Une élection de plus : la BID
Il y a cependant une autre élection dans ces semaines. Le 12 septembre, les actionnaires de la Banque interaméricaine de développement (BID) élisent son président. Cette fois-ci, l'élection a provoqué des réactions mitigées après que l'administration Trump a annoncé son intention de se présenter comme candidat Mauricio Claver-Carone, un fonctionnaire d'origine cubaine, né à Miami, directeur pour l'Amérique latine au Conseil de sécurité nationale du gouvernement américain, partisan d'une politique agressive envers des pays comme le Venezuela et Cuba.

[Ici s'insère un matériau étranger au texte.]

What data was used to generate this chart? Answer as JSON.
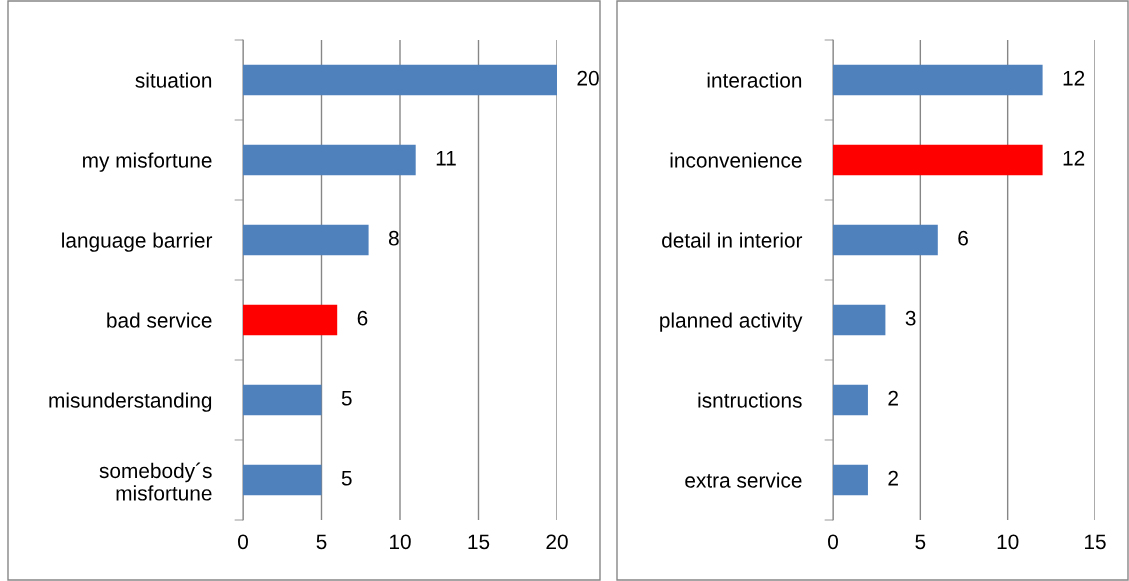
{
  "chart_data": [
    {
      "type": "bar",
      "orientation": "horizontal",
      "categories": [
        "situation",
        "my misfortune",
        "language barrier",
        "bad service",
        "misunderstanding",
        "somebody´s misfortune"
      ],
      "values": [
        20,
        11,
        8,
        6,
        5,
        5
      ],
      "colors": [
        "#4f81bd",
        "#4f81bd",
        "#4f81bd",
        "#ff0000",
        "#4f81bd",
        "#4f81bd"
      ],
      "xlim": [
        0,
        20
      ],
      "xticks": [
        0,
        5,
        10,
        15,
        20
      ],
      "grid": "x",
      "data_labels": true
    },
    {
      "type": "bar",
      "orientation": "horizontal",
      "categories": [
        "interaction",
        "inconvenience",
        "detail in interior",
        "planned activity",
        "isntructions",
        "extra service"
      ],
      "values": [
        12,
        12,
        6,
        3,
        2,
        2
      ],
      "colors": [
        "#4f81bd",
        "#ff0000",
        "#4f81bd",
        "#4f81bd",
        "#4f81bd",
        "#4f81bd"
      ],
      "xlim": [
        0,
        15
      ],
      "xticks": [
        0,
        5,
        10,
        15
      ],
      "grid": "x",
      "data_labels": true
    }
  ]
}
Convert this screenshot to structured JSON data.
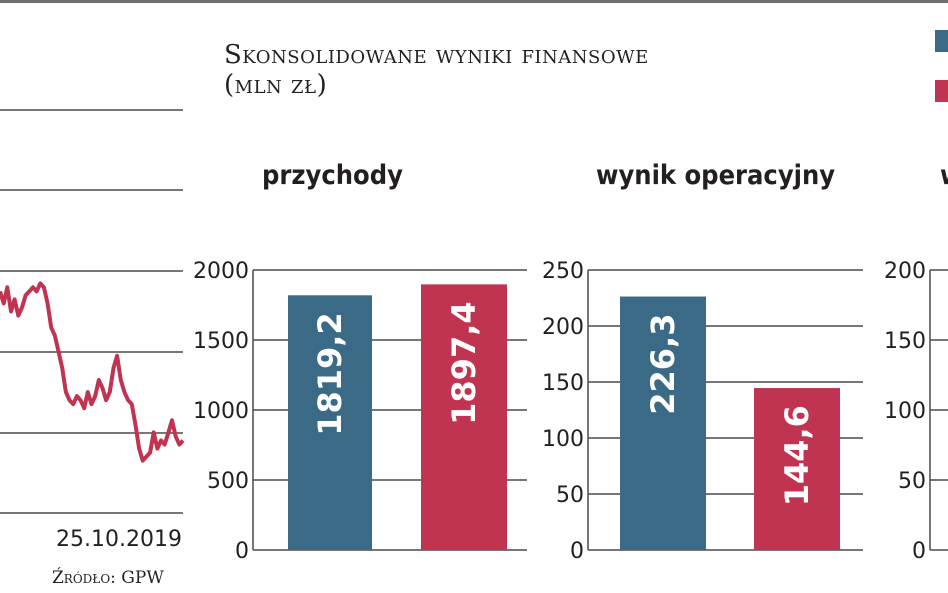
{
  "heading": {
    "line1": "Skonsolidowane wyniki finansowe",
    "line2": "(mln zł)"
  },
  "colors": {
    "series_a": "#3a6a86",
    "series_b": "#c13451",
    "grid": "#4a4a4a",
    "text": "#231f20"
  },
  "source": "Źródło: GPW",
  "chart_data": [
    {
      "type": "line",
      "title": "",
      "x_label_end": "25.10.2019",
      "y_gridlines": 6,
      "series": [
        {
          "color": "#c13451",
          "x": [
            0,
            2,
            4,
            6,
            8,
            10,
            12,
            14,
            16,
            18,
            20,
            22,
            24,
            26,
            28,
            30,
            32,
            34,
            36,
            38,
            40,
            42,
            44,
            46,
            48,
            50,
            52,
            54,
            56,
            58,
            60,
            62,
            64,
            66,
            68,
            70,
            72,
            74,
            76,
            78,
            80,
            82,
            84,
            86,
            88,
            90,
            92,
            94,
            96,
            98,
            100
          ],
          "y": [
            55,
            52,
            56,
            50,
            53,
            49,
            51,
            54,
            55,
            56,
            55,
            57,
            56,
            52,
            46,
            44,
            40,
            36,
            30,
            28,
            27,
            29,
            28,
            26,
            30,
            27,
            29,
            33,
            31,
            28,
            30,
            36,
            39,
            33,
            30,
            28,
            27,
            22,
            16,
            13,
            14,
            15,
            20,
            16,
            18,
            17,
            20,
            23,
            19,
            17,
            18
          ]
        }
      ]
    },
    {
      "type": "bar",
      "title": "przychody",
      "ylim": [
        0,
        2000
      ],
      "yticks": [
        "0",
        "500",
        "1000",
        "1500",
        "2000"
      ],
      "values": [
        1819.2,
        1897.4
      ],
      "labels": [
        "1819,2",
        "1897,4"
      ]
    },
    {
      "type": "bar",
      "title": "wynik operacyjny",
      "ylim": [
        0,
        250
      ],
      "yticks": [
        "0",
        "50",
        "100",
        "150",
        "200",
        "250"
      ],
      "values": [
        226.3,
        144.6
      ],
      "labels": [
        "226,3",
        "144,6"
      ]
    },
    {
      "type": "bar",
      "title": "w",
      "ylim": [
        0,
        200
      ],
      "yticks": [
        "0",
        "50",
        "100",
        "150",
        "200"
      ],
      "values": [],
      "labels": []
    }
  ]
}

L'appellation rompt avec une tradition. Le président de la BID a toujours été un latino-américain, avec un vice-président américain. "Mon père est né à Madrid, ma mère est née à La Havane et je suis né à Miami. Je parle espagnol aussi bien que n'importe quel autre candidat. Qu'est-ce qui nous rend moins latino-américains qu'eux ?", a demandé Claver-Carone dans une interview avec Amanda Mars, du journal Le Pays. Il a également rappelé que l'actuel président, le Colombien Luis Alberto Moreno, est né à Philadelphie et est citoyen américain. Après avoir annoncé son intention de lancer sa candidature pour le poste en février, l'ancienne présidente du Costa Rica, Laura Chinchilla, a décidé de retirer sa candidature la semaine dernière après avoir échoué à négocier un changement de position avec les États-Unis. La décision américaine a été critiquée par un groupe d'anciens présidents latino-américains aux positions « modérées », qui ont déclaré que la décision de Washington « n'annoncerait pas de bons moments pour l'avenir de l'entité ».
Gilberto Lopés est journaliste, docteur en études sociales et culturelles de l'Université du Costa Rica (UCR).